- Genre: Reality
- Created by: John Ferrie
- Directed by: John Ferrie
- Starring: Demi Delia Chris Snail Brandi Snail Randy Spears
- Country of origin: United States
- Original language: English
- No. of seasons: 1
- No. of episodes: 13

Production
- Executive producers: Justin Born John Ferrie Viet Huynh Choky Lim we
- Running time: 4-6 minutes (per ep.)

Original release
- Network: Crackle
- Release: June 18 – September 10, 2009

= Mommy XXX =

American reality television web series

Mommy XXX is an American reality television web series directed and produced by John Ferrie and starring former porn star Demi Delia. The show was produced by Teru Media and premiered on Sony Pictures Entertainment owned Crackle on June 18, 2009. The show "chronicles the life of Demi Delia, an actively working porn star with two teenage children...". New episodes streamed on Thursday through September 10, 2009.

==Overview==
"Mommy XXX takes us inside Demi's home -- known as "the Castle or Compound"—in The Valley where porn wannabes and naive newcomers to the adult film world hang out. In documenting the day-to-day life of a busy mom
who also happens to be a real-life porn star, Mommy XXX episodes will expose Demi Delia's personal side..."

==Cast==
- Demi Delia
- Chris Snail
- Brandi Snail
- Randy Spears

==Episodes==

| No. | Title | Original release date |
| 1 | "Boob Job #11" | June 18, 2009 |
To stay current in the porn industry, Demi Delia goes for her eleventh breast augmentation surgery, much to the chagrin of her children.
| 2 | "My Boobs Hurt" | June 25, 2009 |
Delia is recovering well from her breast augmentation, but has a hard time being served bedside.
| 3 | "On the Porno Set" | July 2, 2009 |
Delia needs to shoot a video for her new website, and she elects to have her ex-husband Randy Spears costar with her.
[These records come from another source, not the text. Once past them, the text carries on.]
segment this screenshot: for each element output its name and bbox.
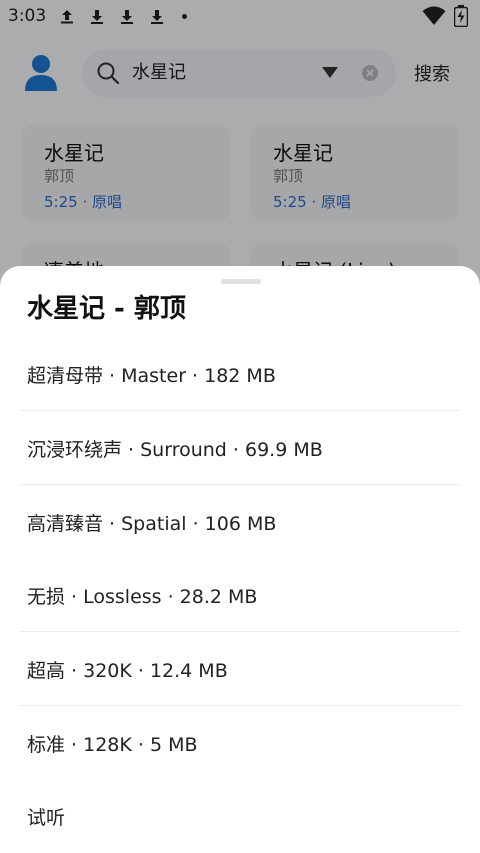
quality-option-master[interactable]: 超清母带 · Master · 182 MB xyxy=(0,338,480,411)
quality-option-320k[interactable]: 超高 · 320K · 12.4 MB xyxy=(0,633,480,706)
drag-handle[interactable] xyxy=(221,279,261,284)
divider xyxy=(20,410,460,411)
quality-option-label: 超高 · 320K · 12.4 MB xyxy=(27,660,228,682)
divider xyxy=(20,631,460,632)
quality-option-label: 试听 xyxy=(27,807,66,829)
quality-option-label: 标准 · 128K · 5 MB xyxy=(27,734,198,756)
quality-option-label: 沉浸环绕声 · Surround · 69.9 MB xyxy=(27,439,323,461)
divider xyxy=(20,484,460,485)
quality-option-label: 高清臻音 · Spatial · 106 MB xyxy=(27,513,277,535)
sheet-title: 水星记 - 郭顶 xyxy=(27,294,186,324)
quality-option-label: 超清母带 · Master · 182 MB xyxy=(27,365,276,387)
quality-option-128k[interactable]: 标准 · 128K · 5 MB xyxy=(0,707,480,780)
quality-option-spatial[interactable]: 高清臻音 · Spatial · 106 MB xyxy=(0,486,480,559)
quality-bottom-sheet: 水星记 - 郭顶 超清母带 · Master · 182 MB 沉浸环绕声 · … xyxy=(0,266,480,853)
quality-option-lossless[interactable]: 无损 · Lossless · 28.2 MB xyxy=(0,559,480,632)
divider xyxy=(20,705,460,706)
quality-option-preview[interactable]: 试听 xyxy=(0,780,480,853)
quality-option-label: 无损 · Lossless · 28.2 MB xyxy=(27,586,258,608)
quality-option-surround[interactable]: 沉浸环绕声 · Surround · 69.9 MB xyxy=(0,412,480,485)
Her two kids are not amused.
| 4 | "Party with Pornstars" | July 9, 2009 |
Delia goes to dinner and a club for her birthday. Many of her fellow costars are in attendance.
| 5 | "Puppy Rescue" | July 16, 2009 |
Delia's children, Chris and Brandi, go to a dog rescue center to help get some pit bulls adopted.
| 6 | "Female Parts" | July 23, 2009 |
Delia accompanies her daughter Brandi to her first trip to the gynecologist.
| 7 | "Porn Goes Psychic" | July 30, 2009 |
Delia invites a psychic to her home to give predictions to her and the other housemates.
| 8 | "Handling Big Balls" | August 6, 2009 |
Delia, her children, Spears, and friends all go bowling. One of Delia's friends feels judged by the other bowlers for her appearance.
| 9 | "My Little Brandi" | August 13, 2009 |
Delia's daughter, Brandi, is turning fifteen, and is having a co-ed party.
| 10 | "Hot Girls Can't Drive" | August 20, 2009 |
Delia's son Chris and her friend Alanah Rae, a fellow porn actress, get driving lessons.
| 11 | "Tattooed Vegans" | August 27, 2009 |
Delia's son Chris, and a couple of his friends go to a tattoo parlor for new tattoos and tattoo upkeep.
| 12 | "Randy Spears in the Flesh" | September 3, 2009 |
Delia's ex-husband, Randy Spears begins researching how to switch from the porn industry to the voice over industry.
| 13 | "Demi Delia aka Mommy XXX" | September 10, 2009 |
In the season finale, Delia and her children discuss how they have gotten to where they currently are and what they want to do in the future.